One club at Ohio State just wants to make a scene.

The OSU Flash Mob and Social Improvisation Club has surprised crowds with public stunts 40 times since last spring, said Jon Krabacher, president of the club and a third-year in security and intelligence.

The club’s goal is to devise entertaining public scenarios, and it goes beyond spontaneous dance routines such as the one at the Union last spring that went viral online with its synchronized routine to the “Glee” version of Journey’s “Don’t Stop Believing.”

“If someone says, ‘Wow, what just happened?’ then we did our job right,” Krabacher said.

The inspiration for the club came from New York City-based comedic prank group Improv Everywhere, Krabacher said. That group has also produced viral videos, such as one in which dozens of pranksters clad in blue polo shirts and khaki pants invade a Best Buy in Manhattan, causing a clamor among the similarly dressed store employees.

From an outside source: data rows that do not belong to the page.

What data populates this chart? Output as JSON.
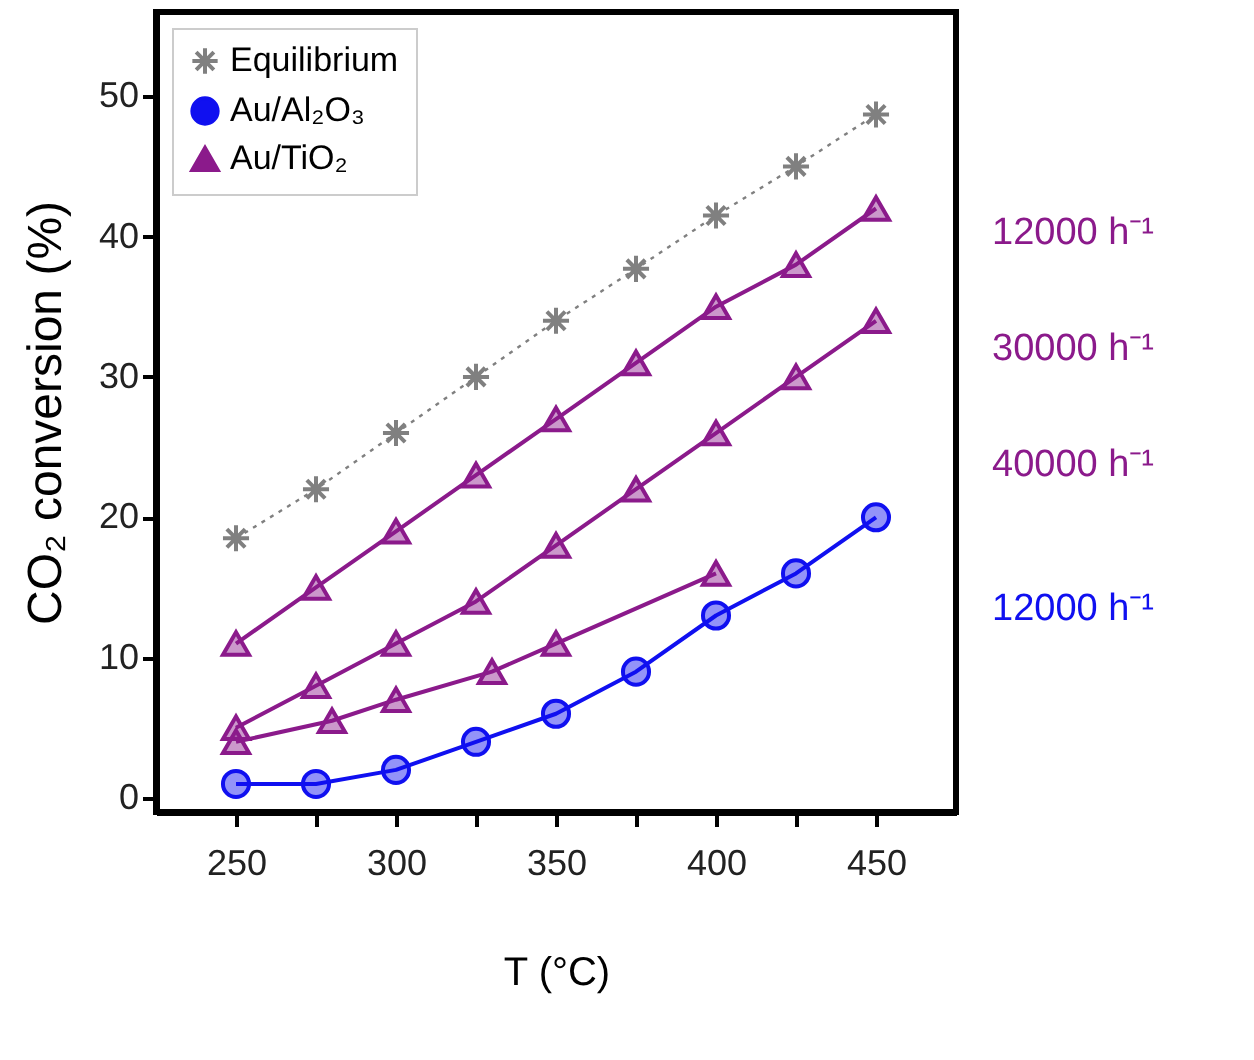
{
  "chart_data": {
    "type": "line",
    "xlabel": "T (°C)",
    "ylabel": "CO₂ conversion  (%)",
    "xlim": [
      225,
      475
    ],
    "ylim": [
      -1,
      56
    ],
    "xticks": [
      250,
      {
        "value": 275,
        "label": null
      },
      300,
      {
        "value": 325,
        "label": null
      },
      350,
      {
        "value": 375,
        "label": null
      },
      400,
      {
        "value": 425,
        "label": null
      },
      450
    ],
    "yticks": [
      0,
      10,
      20,
      30,
      40,
      50
    ],
    "legend": "top left",
    "grid": false,
    "series": [
      {
        "name": "Equilibrium",
        "color": "#808080",
        "marker": "cross",
        "line_style": "dotted",
        "x": [
          250,
          275,
          300,
          325,
          350,
          375,
          400,
          425,
          450
        ],
        "values": [
          18.5,
          22,
          26,
          30,
          34,
          37.7,
          41.5,
          45,
          48.7
        ]
      },
      {
        "name": "Au/Al₂O₃",
        "color": "#1010f0",
        "marker": "circle",
        "line_style": "solid",
        "x": [
          250,
          275,
          300,
          325,
          350,
          375,
          400,
          425,
          450
        ],
        "values": [
          1,
          1,
          2,
          4,
          6,
          9,
          13,
          16,
          20
        ]
      },
      {
        "name": "Au/TiO₂",
        "color": "#8b1a8b",
        "marker": "triangle",
        "line_style": "solid",
        "x": [
          250,
          275,
          300,
          325,
          350,
          375,
          400,
          425,
          450
        ],
        "values": [
          11,
          15,
          19,
          23,
          27,
          31,
          35,
          38,
          42
        ]
      },
      {
        "color": "#8b1a8b",
        "marker": "triangle",
        "line_style": "solid",
        "x": [
          250,
          275,
          300,
          325,
          350,
          375,
          400,
          425,
          450
        ],
        "values": [
          5,
          8,
          11,
          14,
          18,
          22,
          26,
          30,
          34
        ]
      },
      {
        "color": "#8b1a8b",
        "marker": "triangle",
        "line_style": "solid",
        "x": [
          250,
          280,
          300,
          330,
          350,
          400
        ],
        "values": [
          4,
          5.5,
          7,
          9,
          11,
          16
        ]
      }
    ],
    "annotations": [
      "12000 h⁻¹",
      "30000 h⁻¹",
      "40000 h⁻¹",
      "12000 h⁻¹"
    ]
  }
}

One of the OSU club’s stunts last year mimicked an Improv Everywhere flash mob. Dubbed “Operation Look Up More,” about 60 people gathered in the William Oxley Thompson Library. Standing behind glass panels that line six floors of the library’s lobby, they suddenly began to dance. Someone on the ground floor signaled the dancers to change positions.

The best reaction was from a family, said Max Snyderman, club secretary and a second-year in math. He said he remembered a father and his young daughter watching from the bottom floor. The girl asking what was going on. The father answered, “It’s OSU,” he said. “Probably some type of protest.”

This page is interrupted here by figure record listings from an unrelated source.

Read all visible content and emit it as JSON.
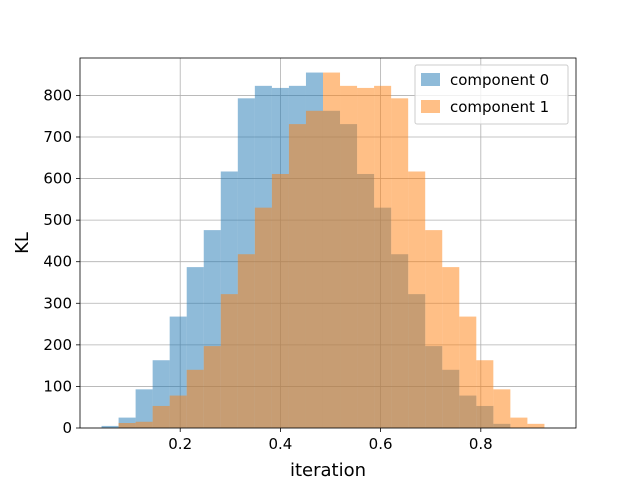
{
  "chart_data": {
    "type": "bar",
    "title": "",
    "xlabel": "iteration",
    "ylabel": "KL",
    "xlim": [
      0.0,
      0.99
    ],
    "ylim": [
      0,
      890
    ],
    "xticks": [
      0.2,
      0.4,
      0.6,
      0.8
    ],
    "xtick_labels": [
      "0.2",
      "0.4",
      "0.6",
      "0.8"
    ],
    "yticks": [
      0,
      100,
      200,
      300,
      400,
      500,
      600,
      700,
      800
    ],
    "ytick_labels": [
      "0",
      "100",
      "200",
      "300",
      "400",
      "500",
      "600",
      "700",
      "800"
    ],
    "grid": true,
    "legend_placement": "top-right",
    "series": [
      {
        "name": "component 0",
        "color": "#1f77b4",
        "alpha": 0.5,
        "bin_start": 0.043,
        "bin_width": 0.034,
        "values": [
          5,
          25,
          93,
          163,
          268,
          387,
          476,
          617,
          793,
          823,
          818,
          823,
          855,
          763,
          731,
          611,
          530,
          418,
          322,
          197,
          140,
          78,
          53,
          10
        ]
      },
      {
        "name": "component 1",
        "color": "#ff7f0e",
        "alpha": 0.5,
        "bin_start": 0.077,
        "bin_width": 0.034,
        "values": [
          12,
          15,
          53,
          78,
          140,
          197,
          322,
          418,
          530,
          611,
          731,
          763,
          855,
          823,
          818,
          823,
          793,
          617,
          476,
          387,
          268,
          163,
          93,
          25,
          10
        ]
      }
    ]
  }
}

The club also carried out “Operation Freeze Frame” in Oxley’s Café last year. About 35 people suddenly froze throughout the café for three minutes while standing in line, eating food or talking. They synchronized their cell phones to vibrate at the same time as a signal to freeze and unfreeze, Snyderman said.

The latest mission, “Operation Chemistry Mayhem,” occurred during the first week of a Chemistry 121 class this fall. About 40 group members coughed, shuffled papers, crossed their legs, sneezed and held up copies of The Lantern in synchronization with each other. At one point, they all brought apples to the teacher’s desk.

Nobody seemed to notice until the sneeze, Krabacher said. Then the professor looked up and, in a questioning tone, said, “Bless you.”

Tyler Tierney, a first-year in biology, was in the classroom. She had just joined the club but had not been part of a stunt yet.

“People were absolutely confused,” she said.

Although club members aim to have fun with their distractions, they make sure their operations are legal, Snyderman said.

“We always go within our boundaries and ask around,” he said. “We’d never do anything harmful.”

The club’s Facebook page includes more than 1,500 members, but Krabacher said the Web popularity is probably because people think the club organized the flash mob at the Union. Even though it wasn’t, Krabacher isn’t bitter about the other group’s popularity.

“If anything, we’re grateful,” he said.

Krabacher credits the Union Flash Mob with attracting members to the club, saying it would have taken years to gain nearly 1,600 Facebook fans.

“We embrace (the attention gained) because what they did was well-organized,” Snyderman said. “Then we think, let’s make it better.”

Club leaders hinted that something might happen during Michigan week — perhaps even at the game — but would not reveal details.

“I’m not at liberty to divulge that information,” Snyderman said.